Ug solange eine Ablenkung von Reförmscha und anderen Zerstörungen von Deutschland damit verdeckt gehalten werden können, ist den Medien doch eh mittlerweile jedes Mittel recht. Den Bürgern des Landes wird kurz un knapp gesagt, das hier und da Gekürzt wird und da wieder tiefer in die Tasche geriffen wird, aber wenns um en "Babbisch Gudzje" geht wirds breit getreten.
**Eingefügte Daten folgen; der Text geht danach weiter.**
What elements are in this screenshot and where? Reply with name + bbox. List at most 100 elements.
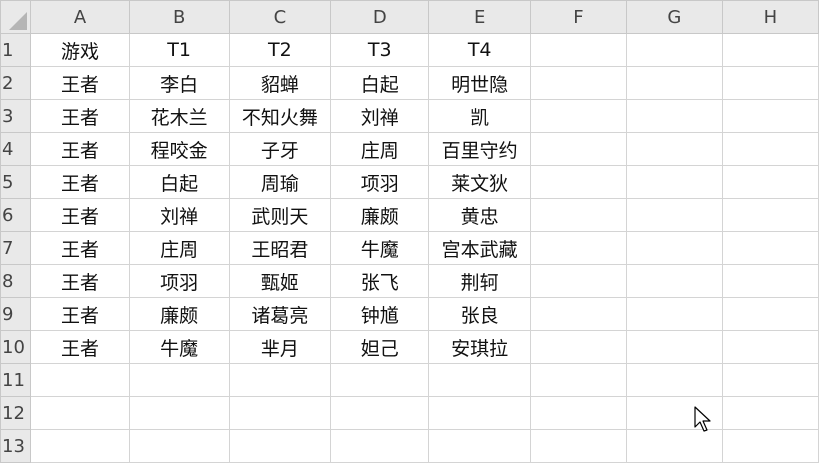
cell-d9[interactable]: 钟馗 <box>330 297 430 331</box>
cell-h12[interactable] <box>721 396 819 430</box>
row-header-9[interactable]: 9 <box>0 297 32 331</box>
column-header-h[interactable]: H <box>721 0 819 34</box>
cell-b11[interactable] <box>128 363 230 397</box>
cell-c13[interactable] <box>228 429 332 463</box>
row-header-13[interactable]: 13 <box>0 429 32 463</box>
select-all-corner[interactable] <box>0 0 32 34</box>
cell-a13[interactable] <box>30 429 130 463</box>
cell-g8[interactable] <box>625 264 723 298</box>
cell-d2[interactable]: 白起 <box>330 66 430 100</box>
cell-a9[interactable]: 王者 <box>30 297 130 331</box>
row-header-2[interactable]: 2 <box>0 66 32 100</box>
cell-c7[interactable]: 王昭君 <box>228 231 332 265</box>
cell-g12[interactable] <box>625 396 723 430</box>
row-header-7[interactable]: 7 <box>0 231 32 265</box>
cell-g4[interactable] <box>625 132 723 166</box>
row-header-10[interactable]: 10 <box>0 330 32 364</box>
cell-d5[interactable]: 项羽 <box>330 165 430 199</box>
cell-c5[interactable]: 周瑜 <box>228 165 332 199</box>
cell-b10[interactable]: 牛魔 <box>128 330 230 364</box>
cell-b3[interactable]: 花木兰 <box>128 99 230 133</box>
cell-h13[interactable] <box>721 429 819 463</box>
cell-a7[interactable]: 王者 <box>30 231 130 265</box>
cell-b9[interactable]: 廉颇 <box>128 297 230 331</box>
cell-b6[interactable]: 刘禅 <box>128 198 230 232</box>
cell-d12[interactable] <box>330 396 430 430</box>
cell-f4[interactable] <box>529 132 627 166</box>
cell-h2[interactable] <box>721 66 819 100</box>
cell-h4[interactable] <box>721 132 819 166</box>
cell-b13[interactable] <box>128 429 230 463</box>
cell-c12[interactable] <box>228 396 332 430</box>
cell-c9[interactable]: 诸葛亮 <box>228 297 332 331</box>
row-header-6[interactable]: 6 <box>0 198 32 232</box>
cell-c3[interactable]: 不知火舞 <box>228 99 332 133</box>
cell-a6[interactable]: 王者 <box>30 198 130 232</box>
cell-e12[interactable] <box>428 396 531 430</box>
column-header-f[interactable]: F <box>529 0 627 34</box>
cell-e13[interactable] <box>428 429 531 463</box>
cell-f1[interactable] <box>529 33 627 67</box>
cell-e9[interactable]: 张良 <box>428 297 531 331</box>
cell-d1[interactable]: T3 <box>330 33 430 67</box>
cell-h9[interactable] <box>721 297 819 331</box>
cell-e1[interactable]: T4 <box>428 33 531 67</box>
cell-c8[interactable]: 甄姬 <box>228 264 332 298</box>
row-header-4[interactable]: 4 <box>0 132 32 166</box>
cell-d13[interactable] <box>330 429 430 463</box>
cell-g5[interactable] <box>625 165 723 199</box>
cell-g11[interactable] <box>625 363 723 397</box>
cell-h10[interactable] <box>721 330 819 364</box>
cell-c11[interactable] <box>228 363 332 397</box>
column-header-d[interactable]: D <box>330 0 430 34</box>
cell-b1[interactable]: T1 <box>128 33 230 67</box>
cell-g7[interactable] <box>625 231 723 265</box>
cell-h3[interactable] <box>721 99 819 133</box>
cell-c2[interactable]: 貂蝉 <box>228 66 332 100</box>
cell-c1[interactable]: T2 <box>228 33 332 67</box>
cell-g13[interactable] <box>625 429 723 463</box>
row-header-1[interactable]: 1 <box>0 33 32 67</box>
cell-f8[interactable] <box>529 264 627 298</box>
cell-e6[interactable]: 黄忠 <box>428 198 531 232</box>
row-header-8[interactable]: 8 <box>0 264 32 298</box>
cell-h11[interactable] <box>721 363 819 397</box>
cell-g2[interactable] <box>625 66 723 100</box>
cell-g1[interactable] <box>625 33 723 67</box>
cell-d4[interactable]: 庄周 <box>330 132 430 166</box>
cell-h5[interactable] <box>721 165 819 199</box>
cell-d6[interactable]: 廉颇 <box>330 198 430 232</box>
cell-c10[interactable]: 芈月 <box>228 330 332 364</box>
cell-c4[interactable]: 子牙 <box>228 132 332 166</box>
cell-g10[interactable] <box>625 330 723 364</box>
cell-b12[interactable] <box>128 396 230 430</box>
cell-f3[interactable] <box>529 99 627 133</box>
cell-a3[interactable]: 王者 <box>30 99 130 133</box>
column-header-g[interactable]: G <box>625 0 723 34</box>
cell-e8[interactable]: 荆轲 <box>428 264 531 298</box>
column-header-a[interactable]: A <box>30 0 130 34</box>
cell-d7[interactable]: 牛魔 <box>330 231 430 265</box>
cell-e5[interactable]: 莱文狄 <box>428 165 531 199</box>
cell-f13[interactable] <box>529 429 627 463</box>
cell-g6[interactable] <box>625 198 723 232</box>
column-header-e[interactable]: E <box>428 0 531 34</box>
cell-f6[interactable] <box>529 198 627 232</box>
column-header-c[interactable]: C <box>228 0 332 34</box>
cell-a5[interactable]: 王者 <box>30 165 130 199</box>
cell-g9[interactable] <box>625 297 723 331</box>
cell-e10[interactable]: 安琪拉 <box>428 330 531 364</box>
row-header-3[interactable]: 3 <box>0 99 32 133</box>
cell-e4[interactable]: 百里守约 <box>428 132 531 166</box>
cell-b2[interactable]: 李白 <box>128 66 230 100</box>
cell-f2[interactable] <box>529 66 627 100</box>
cell-e11[interactable] <box>428 363 531 397</box>
cell-a10[interactable]: 王者 <box>30 330 130 364</box>
cell-f12[interactable] <box>529 396 627 430</box>
column-header-b[interactable]: B <box>128 0 230 34</box>
cell-e3[interactable]: 凯 <box>428 99 531 133</box>
cell-a2[interactable]: 王者 <box>30 66 130 100</box>
cell-f9[interactable] <box>529 297 627 331</box>
cell-h7[interactable] <box>721 231 819 265</box>
cell-e2[interactable]: 明世隐 <box>428 66 531 100</box>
Ach ja un die Thallibahn un Sadamnachfolger sind auch über alles wichtig.
Wichtiges kurz und bündig, weniger Wichtiges aber dafür blutiges auf fast die ganze Sendezeit oder ganze Zeitung/Website breit gekloppt.


Klaus Lage ~~ Bankgeheimnis/ Monopoly/Katz & Maus, kann nur sagen ´94 hatte der in den 3 Lieder schon das geblubbert was nu deutlich wird. (fielen mir gerade mal so ein)


----------



## Question_mark (25 März 2007)

*Dat süsse Knutilein ...*

Hallo,



			
				UG schrieb:
			
		

> Ekelhaft IMHO, welches blasphemisches getue um dieses Tier veranstaltet wird !



Habe hier noch eine Uzi mit zwei Magazinen (mal preiswert in Tanger gekauft)..
Kann ich Dir irgendwie behilflich sein   

Die Mädels mögen Knut, und wenn ich frage : darf ich Dir mal meinen süssen Knut zeigen ? hat noch keine "Nein" gesagt.

Biete noch einige gebrauchte und ungebrauchte Kondome im Knut-Design  

Gruss

Question_mark


----------



## zotos (25 März 2007)

Ich habe gerade meine Frau gefragt warum Kunt eigentlich sterben sollte...?
Antwort: Wer ist Kunt?

;o)


----------



## Onkel Dagobert (26 März 2007)

zotos schrieb:


> Ich habe gerade meine Frau gefragt warum Kunt eigentlich sterben sollte...?
> Antwort: Wer ist Kunt?
> 
> ;o)


 
Von mir hättest du die selbe Antwort bekommen, musste erst googeln.

Lasst den kleinen Kerl doch leben. Man kann ihn ja noch killen, wenn er groß und braun ist. Der Homo Sapiens regelt das schon - für den Weltfrieden, natürlich.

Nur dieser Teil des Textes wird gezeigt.